回到那个“正确”的、被安排好的、与郝雯雯们相匹配的轨道上去吗?
乐夫天命复奚疑?
不,我疑。
我深深地质疑。
质疑这所谓的天命,质疑这安排好的身份和道路,质疑那些被歌颂的淡泊与脱背后,是否掩盖着同样的无奈与挣扎。
就像她,站在这里,讲解着千年前的归隐之乐,自己却可能正被家里的催婚、工作的压力、还有我这样“麻烦”的学生所困扰。
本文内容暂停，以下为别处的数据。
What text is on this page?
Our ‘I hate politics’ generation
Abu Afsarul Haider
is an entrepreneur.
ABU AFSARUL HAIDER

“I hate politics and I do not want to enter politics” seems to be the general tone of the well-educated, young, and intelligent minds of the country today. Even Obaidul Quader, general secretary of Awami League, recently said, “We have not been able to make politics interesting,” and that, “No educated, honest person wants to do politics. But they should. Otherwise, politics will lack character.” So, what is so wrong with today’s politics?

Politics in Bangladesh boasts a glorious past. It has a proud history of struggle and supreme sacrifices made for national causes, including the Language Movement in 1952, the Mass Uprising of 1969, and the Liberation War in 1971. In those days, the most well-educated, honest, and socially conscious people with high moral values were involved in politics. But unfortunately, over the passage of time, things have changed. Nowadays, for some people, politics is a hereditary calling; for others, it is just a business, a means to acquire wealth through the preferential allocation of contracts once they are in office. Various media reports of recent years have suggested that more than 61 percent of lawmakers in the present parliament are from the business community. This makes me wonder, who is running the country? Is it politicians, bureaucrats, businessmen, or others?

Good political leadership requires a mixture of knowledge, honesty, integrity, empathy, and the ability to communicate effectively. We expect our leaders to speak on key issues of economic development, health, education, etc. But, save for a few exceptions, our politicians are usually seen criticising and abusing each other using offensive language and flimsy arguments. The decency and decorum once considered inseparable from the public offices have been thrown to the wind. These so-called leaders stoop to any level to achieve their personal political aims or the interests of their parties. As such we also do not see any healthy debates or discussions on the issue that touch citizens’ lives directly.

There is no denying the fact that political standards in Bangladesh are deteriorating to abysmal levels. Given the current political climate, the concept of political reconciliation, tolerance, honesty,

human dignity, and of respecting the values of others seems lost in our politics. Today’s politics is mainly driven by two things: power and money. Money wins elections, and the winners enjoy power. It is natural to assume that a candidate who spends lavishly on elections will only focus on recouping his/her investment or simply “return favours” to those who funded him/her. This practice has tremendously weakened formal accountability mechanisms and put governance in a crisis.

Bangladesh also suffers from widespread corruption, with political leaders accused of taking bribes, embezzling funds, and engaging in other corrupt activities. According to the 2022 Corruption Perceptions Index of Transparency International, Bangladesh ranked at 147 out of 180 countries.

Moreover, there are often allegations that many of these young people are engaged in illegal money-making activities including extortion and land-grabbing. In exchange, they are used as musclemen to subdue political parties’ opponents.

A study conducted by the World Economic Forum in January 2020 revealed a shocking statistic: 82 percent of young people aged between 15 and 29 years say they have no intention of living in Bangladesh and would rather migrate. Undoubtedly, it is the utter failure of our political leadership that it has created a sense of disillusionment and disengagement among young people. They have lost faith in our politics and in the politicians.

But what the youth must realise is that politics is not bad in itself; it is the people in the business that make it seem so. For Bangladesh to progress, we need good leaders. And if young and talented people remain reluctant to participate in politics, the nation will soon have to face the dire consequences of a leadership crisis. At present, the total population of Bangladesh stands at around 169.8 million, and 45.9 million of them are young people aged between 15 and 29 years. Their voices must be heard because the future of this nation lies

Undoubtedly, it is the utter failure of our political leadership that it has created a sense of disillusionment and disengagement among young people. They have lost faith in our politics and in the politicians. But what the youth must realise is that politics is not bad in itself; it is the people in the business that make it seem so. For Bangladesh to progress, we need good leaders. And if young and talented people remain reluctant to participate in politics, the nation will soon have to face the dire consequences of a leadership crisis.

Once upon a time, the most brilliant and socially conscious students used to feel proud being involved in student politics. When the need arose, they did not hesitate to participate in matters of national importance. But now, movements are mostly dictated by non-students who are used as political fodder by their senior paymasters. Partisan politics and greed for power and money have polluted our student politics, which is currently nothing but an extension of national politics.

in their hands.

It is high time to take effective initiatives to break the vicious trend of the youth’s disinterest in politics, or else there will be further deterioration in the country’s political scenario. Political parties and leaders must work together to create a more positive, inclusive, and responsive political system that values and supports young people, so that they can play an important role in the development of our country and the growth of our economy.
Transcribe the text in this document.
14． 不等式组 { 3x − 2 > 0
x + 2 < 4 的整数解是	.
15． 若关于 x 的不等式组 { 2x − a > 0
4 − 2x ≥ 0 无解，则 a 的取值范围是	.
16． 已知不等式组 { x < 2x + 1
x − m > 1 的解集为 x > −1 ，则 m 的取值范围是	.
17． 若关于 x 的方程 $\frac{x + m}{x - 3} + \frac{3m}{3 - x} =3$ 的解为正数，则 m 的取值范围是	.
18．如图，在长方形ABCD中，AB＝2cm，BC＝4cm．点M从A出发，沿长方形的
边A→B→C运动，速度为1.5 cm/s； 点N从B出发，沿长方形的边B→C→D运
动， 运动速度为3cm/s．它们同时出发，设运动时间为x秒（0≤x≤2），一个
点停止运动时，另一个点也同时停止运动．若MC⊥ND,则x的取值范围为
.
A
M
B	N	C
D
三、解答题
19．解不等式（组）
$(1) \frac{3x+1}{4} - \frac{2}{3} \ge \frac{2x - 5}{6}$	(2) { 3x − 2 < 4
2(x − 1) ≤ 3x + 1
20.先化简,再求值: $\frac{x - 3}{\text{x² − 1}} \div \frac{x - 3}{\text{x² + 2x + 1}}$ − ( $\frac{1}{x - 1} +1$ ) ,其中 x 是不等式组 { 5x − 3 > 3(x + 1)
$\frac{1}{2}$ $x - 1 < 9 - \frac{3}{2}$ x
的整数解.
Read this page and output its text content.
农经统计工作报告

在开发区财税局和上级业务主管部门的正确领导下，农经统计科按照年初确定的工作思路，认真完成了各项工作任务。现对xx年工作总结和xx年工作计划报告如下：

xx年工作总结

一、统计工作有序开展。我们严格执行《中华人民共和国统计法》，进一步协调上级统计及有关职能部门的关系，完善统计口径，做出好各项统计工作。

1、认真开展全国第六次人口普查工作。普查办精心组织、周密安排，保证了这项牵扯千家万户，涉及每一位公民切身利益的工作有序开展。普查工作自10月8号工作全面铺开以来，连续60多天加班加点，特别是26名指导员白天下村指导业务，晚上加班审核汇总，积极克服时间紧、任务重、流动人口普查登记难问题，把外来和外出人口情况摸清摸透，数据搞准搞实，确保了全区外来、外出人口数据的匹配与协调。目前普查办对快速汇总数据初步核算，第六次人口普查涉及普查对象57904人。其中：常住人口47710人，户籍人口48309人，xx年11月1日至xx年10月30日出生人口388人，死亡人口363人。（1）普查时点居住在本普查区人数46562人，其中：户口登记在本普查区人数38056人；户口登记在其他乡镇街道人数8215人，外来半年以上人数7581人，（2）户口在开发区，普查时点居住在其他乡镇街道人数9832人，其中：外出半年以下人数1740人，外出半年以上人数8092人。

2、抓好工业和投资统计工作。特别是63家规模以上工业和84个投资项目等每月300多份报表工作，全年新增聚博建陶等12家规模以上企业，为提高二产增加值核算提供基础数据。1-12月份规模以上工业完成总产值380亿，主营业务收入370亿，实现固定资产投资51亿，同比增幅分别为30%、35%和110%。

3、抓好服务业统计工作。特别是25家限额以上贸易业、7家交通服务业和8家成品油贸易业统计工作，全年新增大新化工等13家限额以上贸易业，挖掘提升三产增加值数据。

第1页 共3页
她的“云无心”,或许只是职业性的表演;她的“知还”,可能根本无处可还。
一种尖锐的、叛逆的冲动,在我心底滋生。
既然现实中的对话已成绝路,既然那道红线已用最惨烈的方式标明,既然连沉默都成了武器……那么,或许只剩下最后一个领域,是我还能触及她,还能表达我那无处安放、也无法熄灭的情感的——文字。
不是私下传递的、会被没收的“罪证”,而是堂而皇之的、在语文课框架内的作业。
一次随堂练习,一次对《归去来兮辞》的感悟延伸。
她要的,是符合教学大纲的、对古人精神的体悟和模仿。
而我,要的,是一场只有我和她才能读懂的、在古典外衣下的“暗度陈仓”。
灵感来得迅猛而清晰,带着一种近乎毁灭的快意。
就在她布置下“结合自身感悟,仿写或评述《归去来兮辞》中任一意象,文体不限,字数三百左右”的随堂作业时,我已知道自己要写什么。
我铺开作文纸,拿起笔。
没有犹豫,没有打草稿。
那些在心底酝酿了许久的、混合着古文积累、扭曲情感和绝望心境的字句,如同早已等候多时的军队,迅集结,排列成阵。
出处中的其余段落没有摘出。